Every year, Azure Cosmos DB Conf offers a window into how modern applications are built—not in theory, but in production at global scale.

This year, the key theme from Cosmos Conf was clear: AI is not just another workload. It is fundamentally reshaping how applications—and data platforms—are built.

In the opening keynote, VP of Azure Cosmos DB Kirill Gavrylyuk described three key shifts driving this transformation, and we saw them play out across every customer story at the event.

The three AI shifts reshaping application architecture with Azure Cosmos DB

AI is making flexible, semi-structured data foundational

AI applications don’t operate on rigid schemas. They operate on prompts, memory, and context, all of which are inherently semi-structured and evolving over time.

This fundamentally changes how databases must behave.

Data platforms are no longer just systems of record—they are becoming systems of reasoning, where flexibility is critical to how applications learn, adapt, and generate outcomes.

AI is dramatically accelerating the pace of development

AI, and especially coding agents, are changing how software is built.

Developers are:

  • Iterating faster
  • Shipping more frequently
  • Scaling from zero to massive usage instantly

As Kirill highlighted, developers can no longer be constrained by strict schemas. Flexibility isn’t just a convenience—it’s what enables teams to move at AI speed. Databases need to meet the demand with serverless form factor, instant and limitless scalability, advanced integrated caching, and provide agent-friendly interfaces.

Semantic search is becoming a first-class query operator

The third shift is just as important:

AI applications require:

  • Vector search
  • Full-text search
  • Hybrid search
  • Semantic ranking

These are no longer “add-ons.” They are core to how modern applications function.

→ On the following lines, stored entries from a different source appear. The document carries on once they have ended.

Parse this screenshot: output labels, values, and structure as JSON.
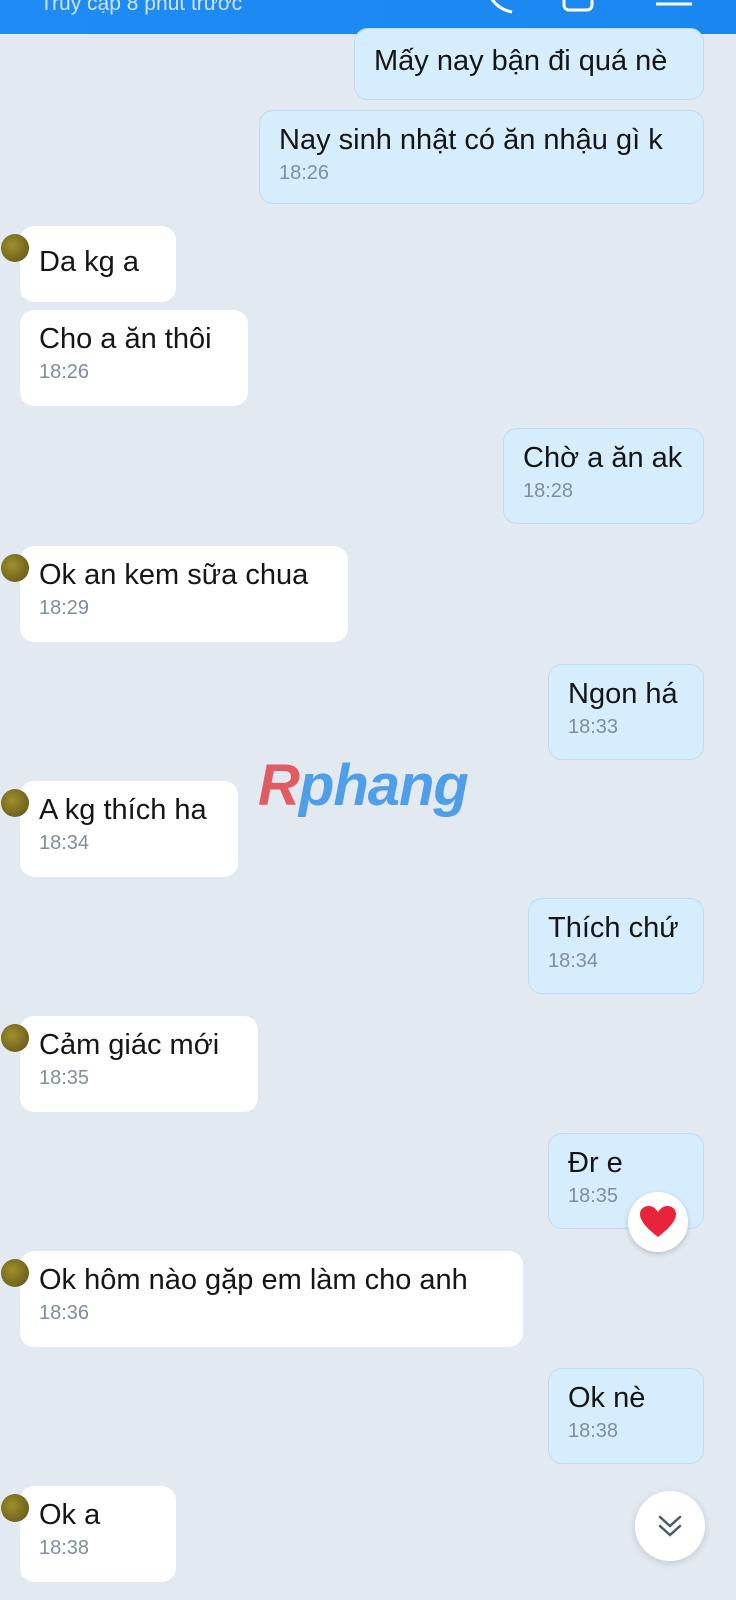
{
  "header": {
    "status": "Truy cập 8 phút trước"
  },
  "messages": [
    {
      "text": "Mấy nay bận đi quá nè",
      "time": ""
    },
    {
      "text": "Nay sinh nhật có ăn nhậu gì k",
      "time": "18:26"
    },
    {
      "text": "Da kg a",
      "time": ""
    },
    {
      "text": "Cho a ăn thôi",
      "time": "18:26"
    },
    {
      "text": "Chờ a ăn ak",
      "time": "18:28"
    },
    {
      "text": "Ok an kem sữa chua",
      "time": "18:29"
    },
    {
      "text": "Ngon há",
      "time": "18:33"
    },
    {
      "text": "A kg thích ha",
      "time": "18:34"
    },
    {
      "text": "Thích chứ",
      "time": "18:34"
    },
    {
      "text": "Cảm giác mới",
      "time": "18:35"
    },
    {
      "text": "Đr e",
      "time": "18:35"
    },
    {
      "text": "Ok hôm nào gặp em làm cho anh",
      "time": "18:36"
    },
    {
      "text": "Ok nè",
      "time": "18:38"
    },
    {
      "text": "Ok a",
      "time": "18:38"
    }
  ],
  "watermark": {
    "part1": "R",
    "part2": "phang"
  },
  "reaction": {
    "icon": "heart-icon",
    "color": "#e8243a"
  },
  "scroll_button": {
    "icon": "double-chevron-down-icon"
  },
  "colors": {
    "header": "#1a87f0",
    "incoming": "#ffffff",
    "outgoing": "#d6edfd",
    "background": "#e2e9f1"
  }
}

Across Cosmos DB Conf, we saw a clear pattern: teams are building applications where retrieval, reasoning, and real-time context are tightly integrated.

OpenAI: Flexibility at planet scale

These shifts are most visible in what organizations like OpenAI are building.

Speaking at Cosmos Conf, Jon Lee of OpenAI addressed how they are operating at massive scale—processing trillions of transactions and petabytes of data—reinforcing that what matters most is not just scale, but the ability to evolve quickly.

As Jon shared, modern systems must be able to:

  • Scale instantly from zero to massive usage.
  • Support schema-less design for rapid onboarding.
  • Enable thousands of developers to iterate simultaneously.

“The most important thing… is being able to scale from zero to millions of QPS, being able to scale from zero bytes to petabytes,” explained Jon, adding that speed and flexibility go together.

We have thousands of developers that are actively building products… it’s really important to make it easy to onboard to databases really fast.

This is exactly the world Kirill described: AI systems demand flexible data models that evolve as fast as the applications themselves.

This highlights how Azure Cosmos DB supports dynamically evolving, large-scale AI workloads.

Vercel: The rise of serverless, AI-native applications

If OpenAI shows what’s possible at scale, Vercel shows how the shape of applications is changing.

As Guillermo Rauch, CEO of Vercel, explained, AI is dramatically expanding who can build software—from millions of developers to potentially billions of creators, many of whom are using agents to generate applications on demand. Kirill underscored this point in his keynote when he stated that more than half of Azure Cosmos DB customers are already using coding agents in their development workflows.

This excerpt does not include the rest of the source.